Family History/Genealogy what's the difference?

Almost every genealogist or family history researcher struggles once in a while to make sense of an old document or record. Whether it is deciphering the fancy handwriting in a sixteenth century will, or understanding the meaning of obsolete terms in a census record or death certificate, old documents present a number of interesting challenges for genealogists.


Considering how prevalent transcription errors are in census indexes and other databases, even modern handwriting can be difficult to read and cause difficulty for genealogists. As you go back in time, the difficulties only increase because added to reading someone's bad handwriting, you'll also have to deal with archaic spellings, unusual scripts and other handwriting oddities. You don't have to be an expert in paleography to read old documents, but some experience with reading old handwriting is a must when dealing with old documents.

Tips for Deciphering Old Handwriting

Dates and Calendars

As your research extends further back into time, you may find youself encountering some unusual dates. Dates may be listed, for example, in relationship to another event, rather than by the calendar. One common example of this practice is regnal years, where the year is recorded by the number of years since the accession of the reigning monarch (i.e. 2006 is the 53rd year of Elizabeth II). Then there is the Julian Calendar with its period of double dating, the French Revolutionary Calendar with its unusually named months, the Quaker system of dating, and the Church Calendar, where dates may be recorded based on the Saint days. It is important to familiarize yourself with the calendar and dating systems in use for the place and time of your research, so that you can correctly interpret the dates.

Archaic & Technical Terms
Genealogists researching in old documents encounter terms from a number of specialist areas, from legal and Latin words, to obsolete names for medical diseases. Old words you encounter may not always mean what you think. A spinster, for example, may refer to an unmarried lady, but could also refer to a woman who worked as a spinner of yarn. Genealogists should always have a few good historical and technical dictionaries at their disposal, to sort out the jargon, decipher the foreign language, and otherwise interpret the true meaning of the words found in old documents.

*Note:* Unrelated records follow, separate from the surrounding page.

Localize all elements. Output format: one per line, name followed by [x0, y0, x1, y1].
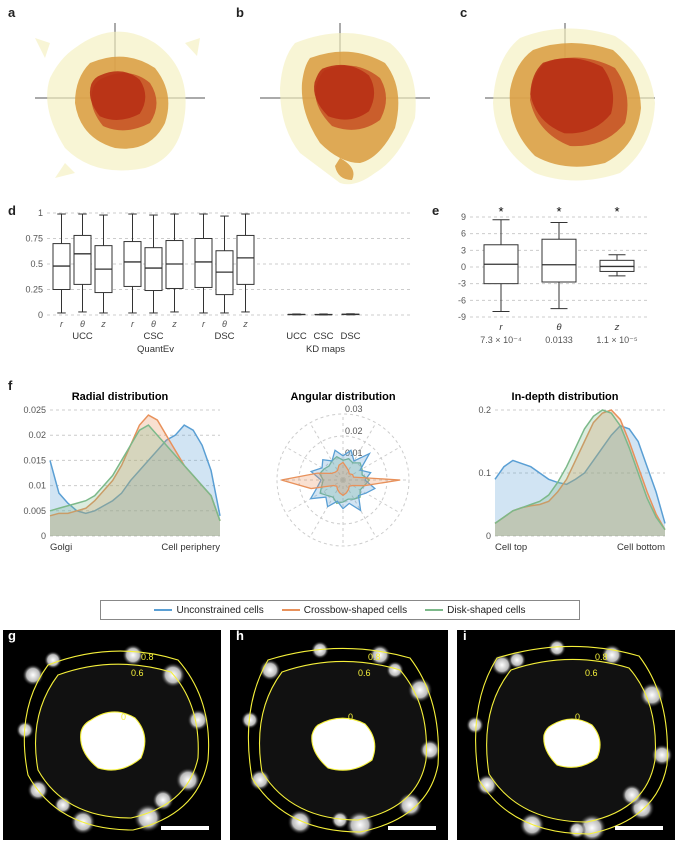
svg-text:0.25: 0.25 — [25, 285, 43, 295]
svg-text:0: 0 — [486, 531, 491, 541]
depth-chart: In-depth distribution 0 0.1 0.2 Cell top Cell… — [460, 388, 670, 558]
panel-label-e: e — [432, 203, 439, 218]
boxplot-d-svg: 0 0.25 0.5 0.75 1 r θ z UCC r θ z CSC r θ z DSC QuantEv UC… — [15, 205, 415, 365]
svg-text:0.6: 0.6 — [585, 668, 598, 678]
svg-text:θ: θ — [556, 322, 562, 333]
svg-text:Cell bottom: Cell bottom — [617, 542, 665, 553]
svg-text:0: 0 — [575, 712, 580, 722]
svg-text:0.8: 0.8 — [595, 652, 608, 662]
legend-item-disk: Disk-shaped cells — [425, 605, 525, 616]
svg-text:0.1: 0.1 — [478, 468, 491, 478]
boxplot-e-svg: -9 -6 -3 0 3 6 9 * r 7.3 × 10⁻⁴ * θ 0.0133 * z 1.1 × 10… — [440, 205, 660, 365]
svg-text:QuantEv: QuantEv — [137, 344, 174, 355]
svg-text:0: 0 — [348, 712, 353, 722]
svg-text:z: z — [614, 322, 620, 333]
svg-text:CSC: CSC — [143, 331, 163, 342]
svg-text:z: z — [171, 319, 177, 329]
svg-text:UCC: UCC — [286, 331, 307, 342]
svg-text:0.02: 0.02 — [28, 430, 46, 440]
svg-text:3: 3 — [461, 245, 466, 255]
svg-text:1.1 × 10⁻⁵: 1.1 × 10⁻⁵ — [596, 335, 638, 345]
panel-label-i: i — [463, 628, 467, 643]
svg-text:0.2: 0.2 — [478, 405, 491, 415]
svg-text:*: * — [614, 205, 619, 219]
svg-text:r: r — [499, 322, 503, 333]
svg-text:*: * — [498, 205, 503, 219]
svg-text:1: 1 — [38, 208, 43, 218]
svg-text:0.75: 0.75 — [25, 234, 43, 244]
legend-item-crossbow: Crossbow-shaped cells — [282, 605, 407, 616]
svg-text:DSC: DSC — [214, 331, 234, 342]
panel-label-g: g — [8, 628, 16, 643]
svg-text:r: r — [60, 319, 64, 329]
svg-text:9: 9 — [461, 212, 466, 222]
micrograph-h: 0 0.6 0.8 — [230, 630, 448, 840]
legend-label: Disk-shaped cells — [447, 605, 525, 616]
heatmap-b — [240, 8, 440, 188]
legend-swatch — [282, 609, 300, 611]
svg-text:-9: -9 — [458, 312, 466, 322]
legend-label: Crossbow-shaped cells — [304, 605, 407, 616]
svg-text:0: 0 — [38, 310, 43, 320]
svg-text:r: r — [202, 319, 206, 329]
heatmap-a — [15, 8, 215, 188]
svg-text:Golgi: Golgi — [50, 542, 72, 553]
heatmap-c — [465, 8, 665, 188]
svg-text:7.3 × 10⁻⁴: 7.3 × 10⁻⁴ — [480, 335, 522, 345]
svg-text:6: 6 — [461, 229, 466, 239]
svg-text:CSC: CSC — [313, 331, 333, 342]
legend-label: Unconstrained cells — [176, 605, 263, 616]
svg-text:0.0133: 0.0133 — [545, 335, 573, 345]
svg-text:0.6: 0.6 — [358, 668, 371, 678]
svg-text:0.03: 0.03 — [345, 404, 363, 414]
svg-text:0: 0 — [121, 712, 126, 722]
svg-text:r: r — [131, 319, 135, 329]
svg-text:θ: θ — [151, 319, 156, 329]
legend: Unconstrained cells Crossbow-shaped cells… — [100, 600, 580, 620]
svg-text:0.01: 0.01 — [28, 481, 46, 491]
svg-text:-6: -6 — [458, 295, 466, 305]
svg-text:z: z — [242, 319, 248, 329]
svg-text:0.025: 0.025 — [23, 405, 46, 415]
legend-item-unconstrained: Unconstrained cells — [154, 605, 263, 616]
svg-text:0.015: 0.015 — [23, 455, 46, 465]
micrograph-i: 0 0.6 0.8 — [457, 630, 675, 840]
svg-text:0.8: 0.8 — [141, 652, 154, 662]
svg-text:Cell periphery: Cell periphery — [161, 542, 220, 553]
boxplot-panel-d: 0 0.25 0.5 0.75 1 r θ z UCC r θ z CSC r θ z DSC QuantEv UC… — [15, 205, 415, 365]
svg-text:0.02: 0.02 — [345, 426, 363, 436]
svg-text:Cell top: Cell top — [495, 542, 527, 553]
micrograph-row: 0 0.6 0.8 0 0.6 0.8 0 0.6 0.8 — [0, 630, 679, 845]
boxplot-panel-e: -9 -6 -3 0 3 6 9 * r 7.3 × 10⁻⁴ * θ 0.0133 * z 1.1 × 10… — [440, 205, 660, 365]
svg-text:z: z — [100, 319, 106, 329]
svg-text:0.005: 0.005 — [23, 506, 46, 516]
svg-text:0: 0 — [461, 262, 466, 272]
svg-text:UCC: UCC — [72, 331, 93, 342]
radial-chart: Radial distribution 0 0.005 0.01 0.015 0.02 0.… — [15, 388, 225, 558]
svg-text:0.5: 0.5 — [30, 259, 43, 269]
svg-text:KD maps: KD maps — [306, 344, 345, 355]
svg-text:0.6: 0.6 — [131, 668, 144, 678]
svg-text:0: 0 — [41, 531, 46, 541]
svg-text:Radial distribution: Radial distribution — [72, 391, 169, 403]
svg-text:0.8: 0.8 — [368, 652, 381, 662]
svg-text:θ: θ — [80, 319, 85, 329]
heatmap-row — [0, 8, 679, 198]
svg-text:DSC: DSC — [340, 331, 360, 342]
angular-chart: Angular distribution0.010.020.03 — [238, 388, 448, 558]
svg-text:In-depth distribution: In-depth distribution — [512, 391, 619, 403]
svg-text:Angular distribution: Angular distribution — [290, 391, 395, 403]
distribution-row: Radial distribution 0 0.005 0.01 0.015 0.02 0.… — [0, 380, 679, 610]
panel-label-h: h — [236, 628, 244, 643]
svg-text:-3: -3 — [458, 279, 466, 289]
svg-text:θ: θ — [222, 319, 227, 329]
svg-text:*: * — [556, 205, 561, 219]
legend-swatch — [154, 609, 172, 611]
micrograph-g: 0 0.6 0.8 — [3, 630, 221, 840]
legend-swatch — [425, 609, 443, 611]
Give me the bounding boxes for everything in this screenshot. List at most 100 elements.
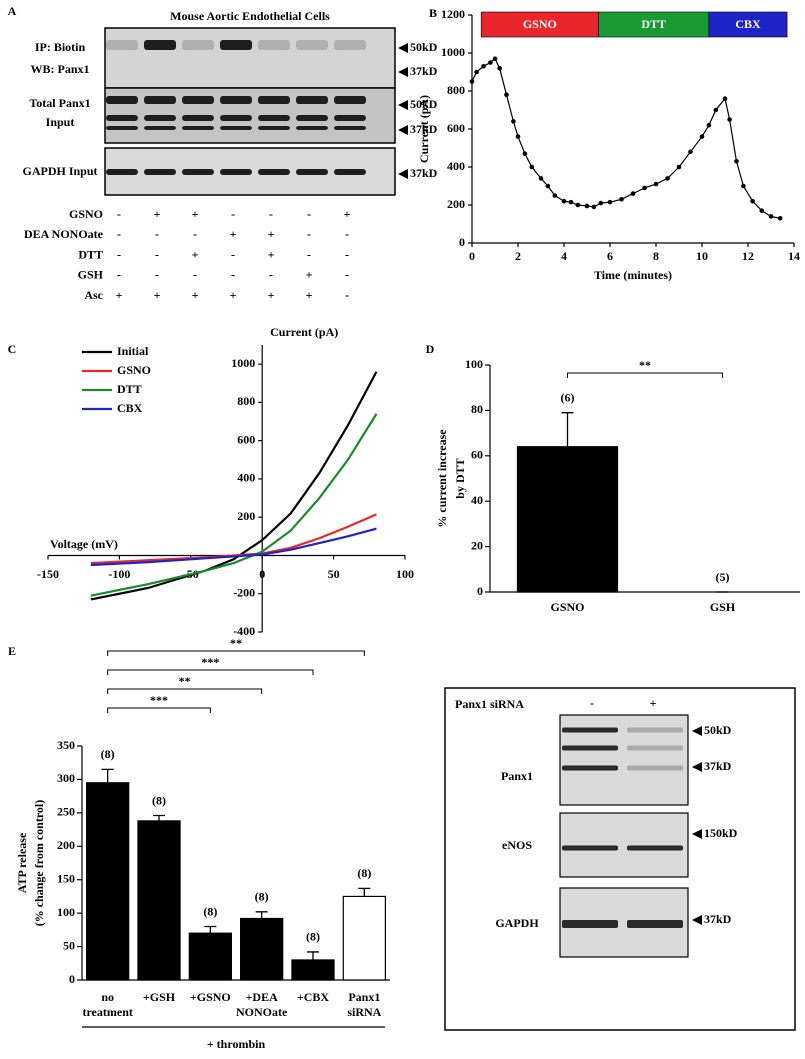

Deciphering Digital Copies
Digitized versions of old documents are very prevalent online and on CD-ROM, but these scanned images -- especially the ones made from microfilm -- can often be very difficult to read. Some images come with their own special viewing software, which allows you to zoom, lighten, darken, change the contrast, or otherwise manipulate the image to make it easier to read. For digital images which don't have such software, you can enhance them yourself by using a graphics software program. This won't eliminate all problems, but can make a difficult-to-read document a bit more legible.